In The Lady of Elche, lyrics ebb and flow across the page, reflecting the seaside environments they depict. Whether off the coast of Punta del Diablo in Uruguay, or floating amid a tumult in the Mediterranean, Berenguer’s poems are sonorous and dynamic and defined by strikingly sensual images (“each fig one obscene violaceous labium”). Often, Berenguer places an “Amanda” within her poems, as both a self-referential narrative technique, but also a way to crack open historical and societal trends in Uruguayan society. Other poems bridge intensely personal confrontations with near-hallucinatory visions, as in the closing lines of “June 24, Saint John’s Day”:
the cold dark night
laid a phosphorescent chrysalis
and four-leaf clovers grew
tiny torches of chlorophyll and fire
marking the Montevidean place
in the June solstice
where I flame and crackle
and freeze and am consumed
Many poems span multiple pages, and the verses build momentum across stanzas, only to release, reset, or disperse the accumulated energy. Throughout the book, a quiet violence underpins even otherwise intimate moments:
you and me sitting at the table
in the hall’s long belly
as if inside a napping crocodile
swampy between the stereo background sound
and plastic honeysuckle branches
the pistil of 9 a.m. light
filtered through its open mouth
and our teeth were also the teeth
of the animal
or of the firmament in its sapphire snap of jaws:
we fit one inside the others
like meshing gears
Translator Dykstra’s gift for imaginative interpretations imbue the book with a propulsive urgency. This edition also features an abundance of instructive paratext, including an image of the bust of La Dama de Elche herself in all its limestone glory, and “Notes on the Original Spanish Text”that are rich with philological excavation (she unearths a missing dedication to scholar and poet Luis Bravo, for example). An illuminating “Translator’s Note” explains how Dykstra adheres largely to Berengeur’s literal intentions, but occasionally she will employ “an unexpected register in order to draw out more of the sensory qualities within an English-language landscape: ‘rose’ instead of ‘pink, ‘violaceous’ where ‘purple’ might have done.” These insights add further dimensions to the work, new layers to appreciate.
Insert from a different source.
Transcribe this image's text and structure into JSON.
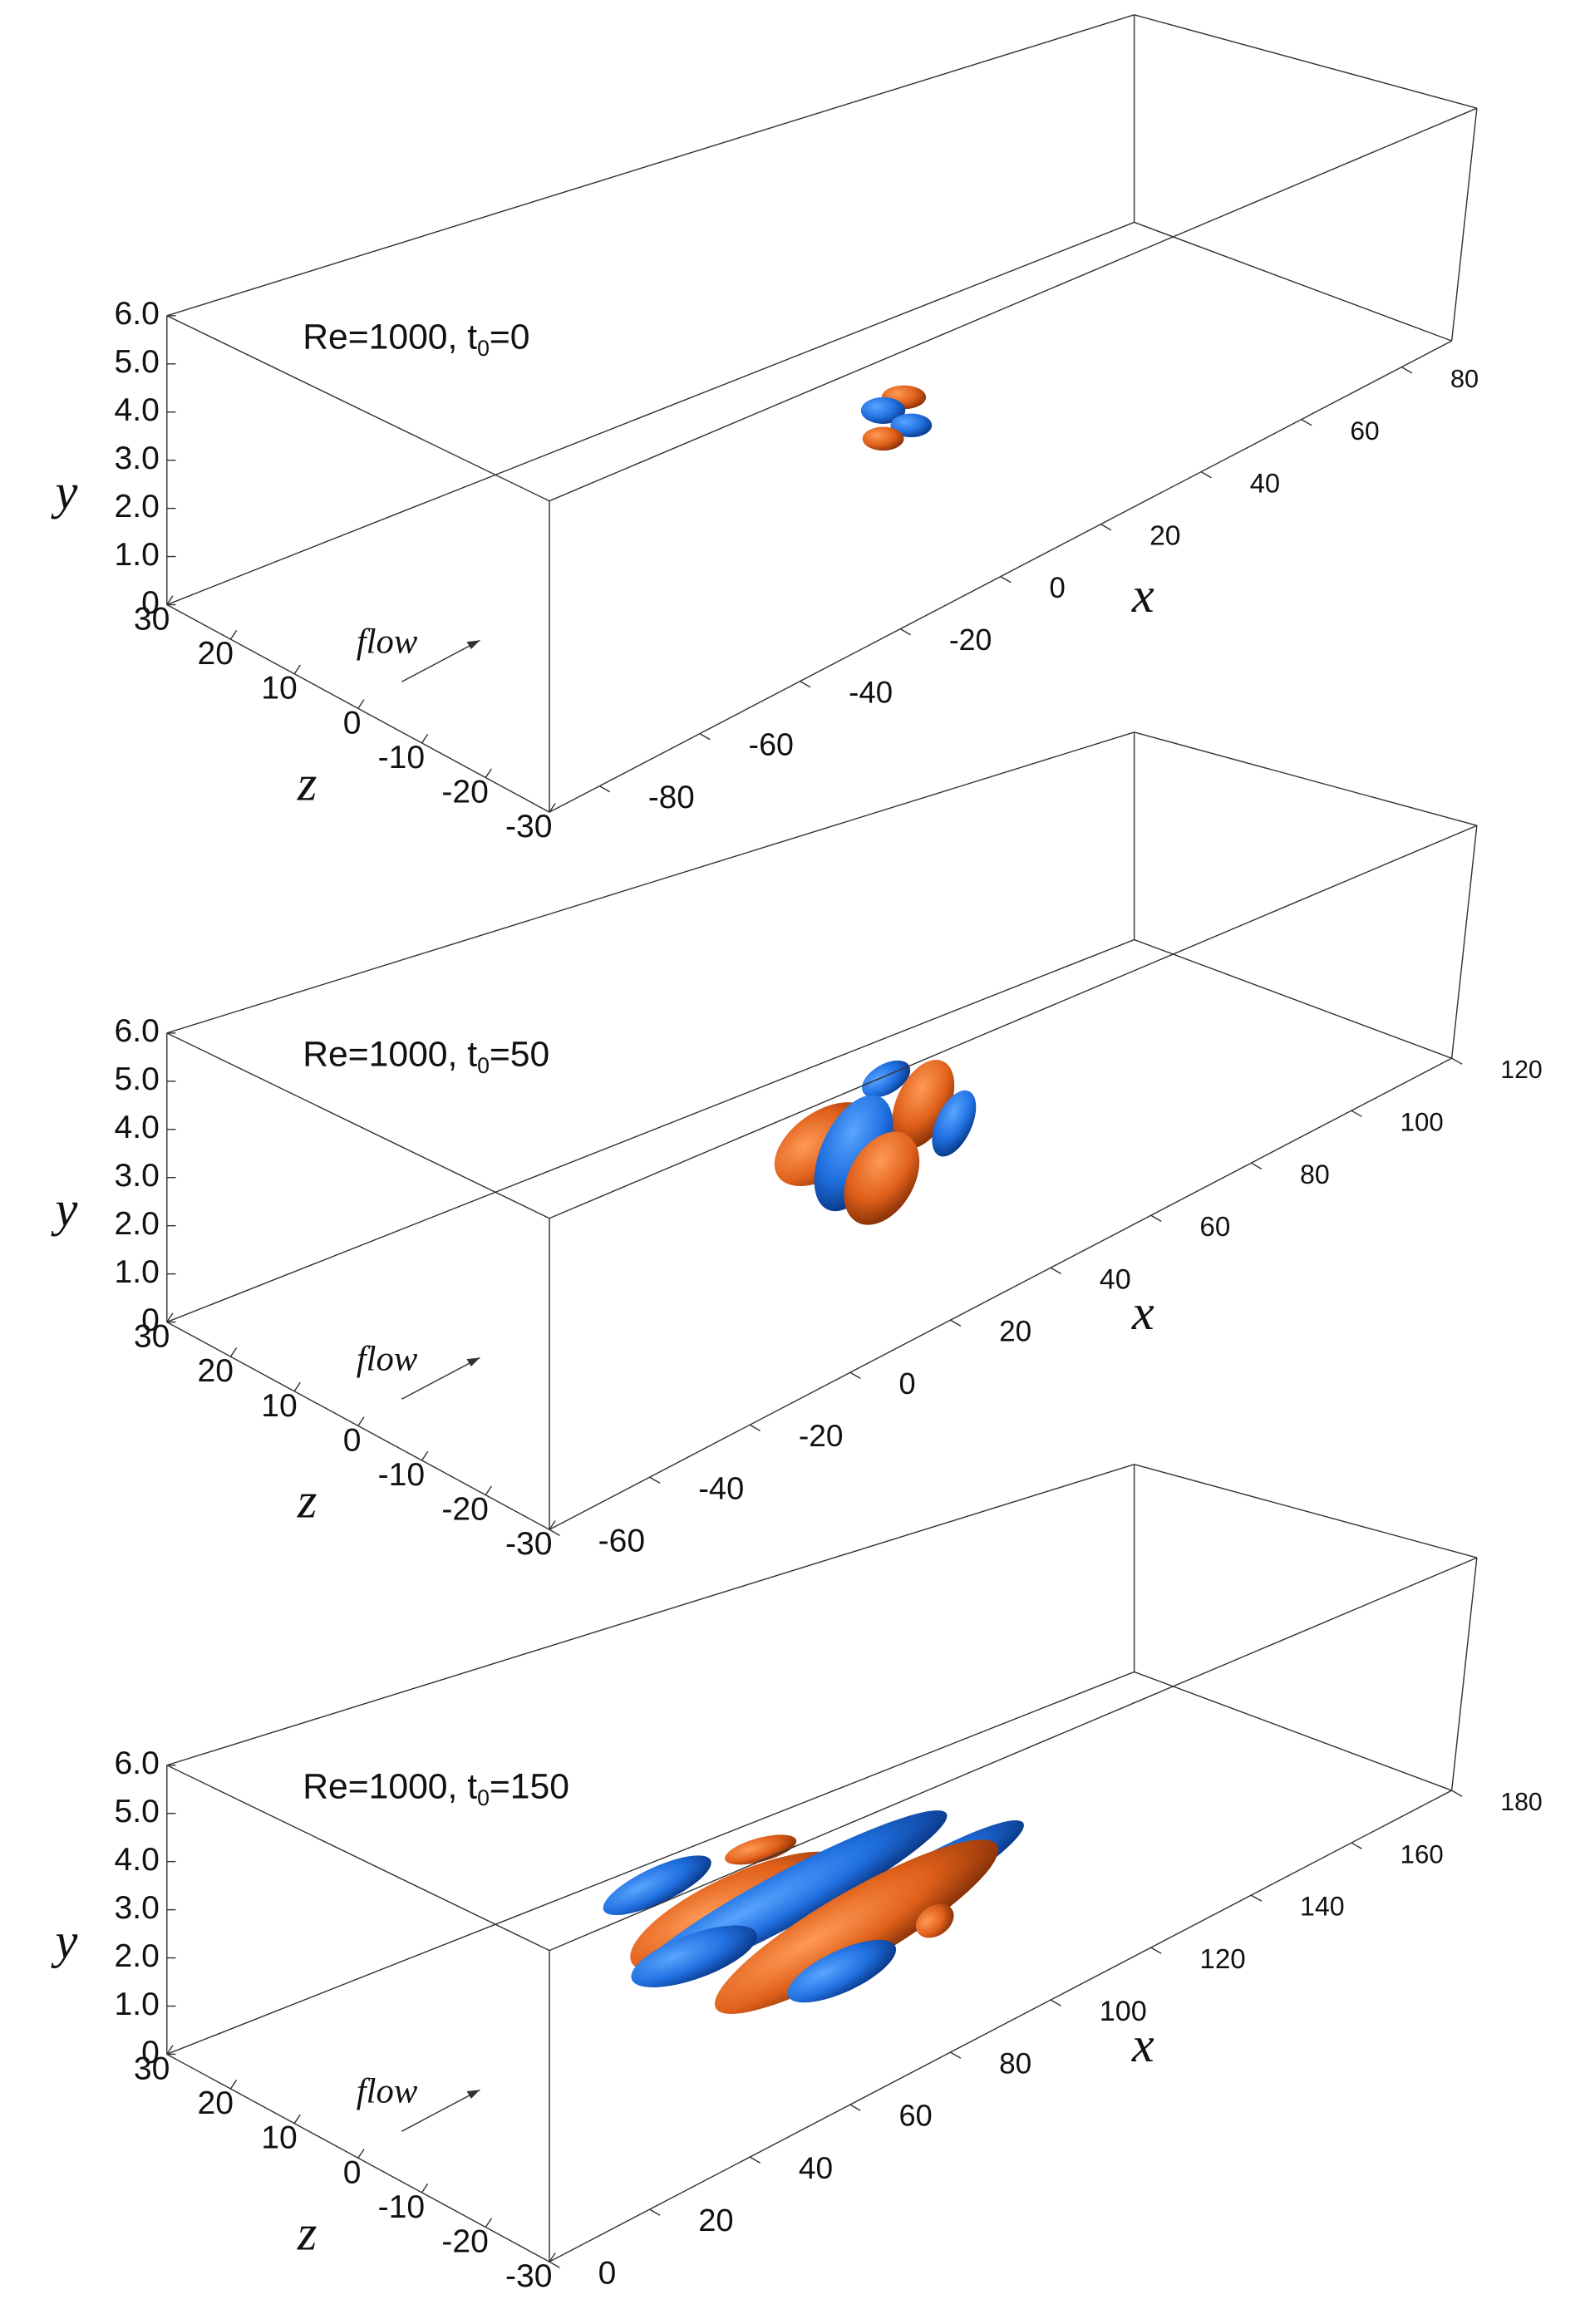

The standout supplemental material is a fascinating essay, “On Names and Namelessness,” in which Dyskstra unpacks the subtitle to Berenguer’s collection: “The Vocable Is the Voyage.” Here, we learn how Berenguer prioritizes “the form of the word (vocable) over a set meaning,” how she subverts gender norms by placing “her self-portraits into space not traditionally available to women,” and reclaims colonial narratives by alternating the “centering and decentering of Spain.” Lastly, Dykstra details the historical significance of The Lady of Elche sculpture to Iberian identity, including the fact that “she” may not even be a woman, after all.
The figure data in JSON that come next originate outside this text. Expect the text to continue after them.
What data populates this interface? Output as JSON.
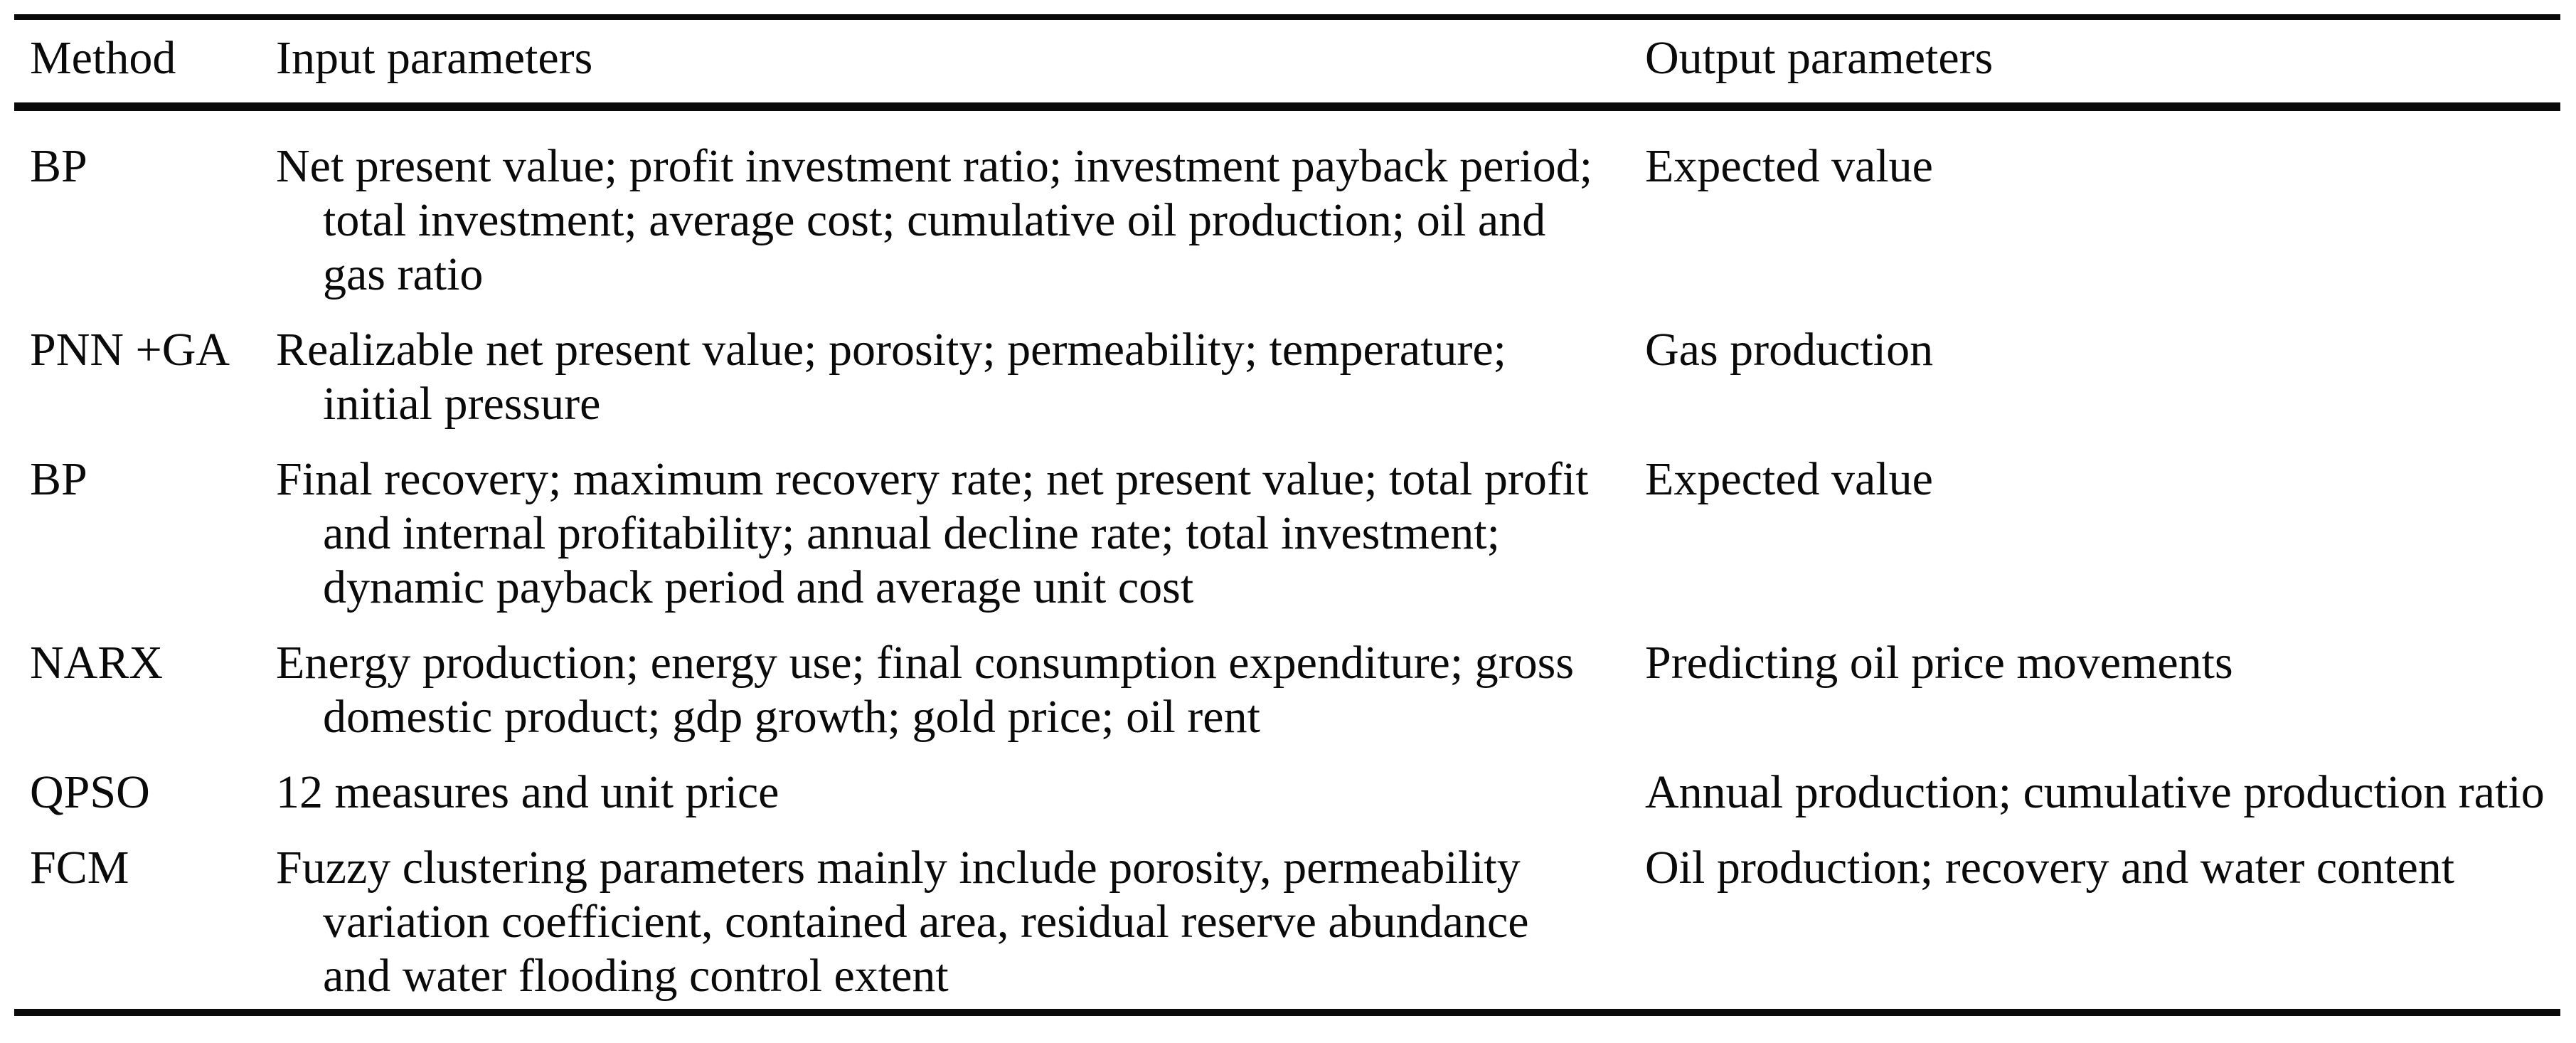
{
  "table": {
    "headers": {
      "method": "Method",
      "input": "Input parameters",
      "output": "Output parameters"
    },
    "rows": [
      {
        "method": "BP",
        "input_lines": [
          "Net present value; profit investment ratio; investment payback period;",
          "total investment; average cost; cumulative oil production; oil and",
          "gas ratio"
        ],
        "output": "Expected value"
      },
      {
        "method": "PNN +GA",
        "input_lines": [
          "Realizable net present value; porosity; permeability; temperature;",
          "initial pressure"
        ],
        "output": "Gas production"
      },
      {
        "method": "BP",
        "input_lines": [
          "Final recovery; maximum recovery rate; net present value; total profit",
          "and internal profitability; annual decline rate; total investment;",
          "dynamic payback period and average unit cost"
        ],
        "output": "Expected value"
      },
      {
        "method": "NARX",
        "input_lines": [
          "Energy production; energy use; final consumption expenditure; gross",
          "domestic product; gdp growth; gold price; oil rent"
        ],
        "output": "Predicting oil price movements"
      },
      {
        "method": "QPSO",
        "input_lines": [
          "12 measures and unit price"
        ],
        "output": "Annual production; cumulative production ratio"
      },
      {
        "method": "FCM",
        "input_lines": [
          "Fuzzy clustering parameters mainly include porosity, permeability",
          "variation coefficient, contained area, residual reserve abundance",
          "and water flooding control extent"
        ],
        "output": "Oil production; recovery and water content"
      }
    ],
    "text_color": "#0a0a0a"
  }
}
The combined talents and efforts of poet and translator elevate an already admirable and praiseworthy project into an indispensable vessel of recovery for an unparalleled voice of the 20th and 21st centuries.
Diego Báez is a writer, educator, and abolitionist. He is the author of Yaguareté White (UAPress, 2024). Poems and book reviews have appeared online and in print, most recently at Freeman's, The Georgia Review, and Booklist. He lives in Chicago and teaches at the City Colleges.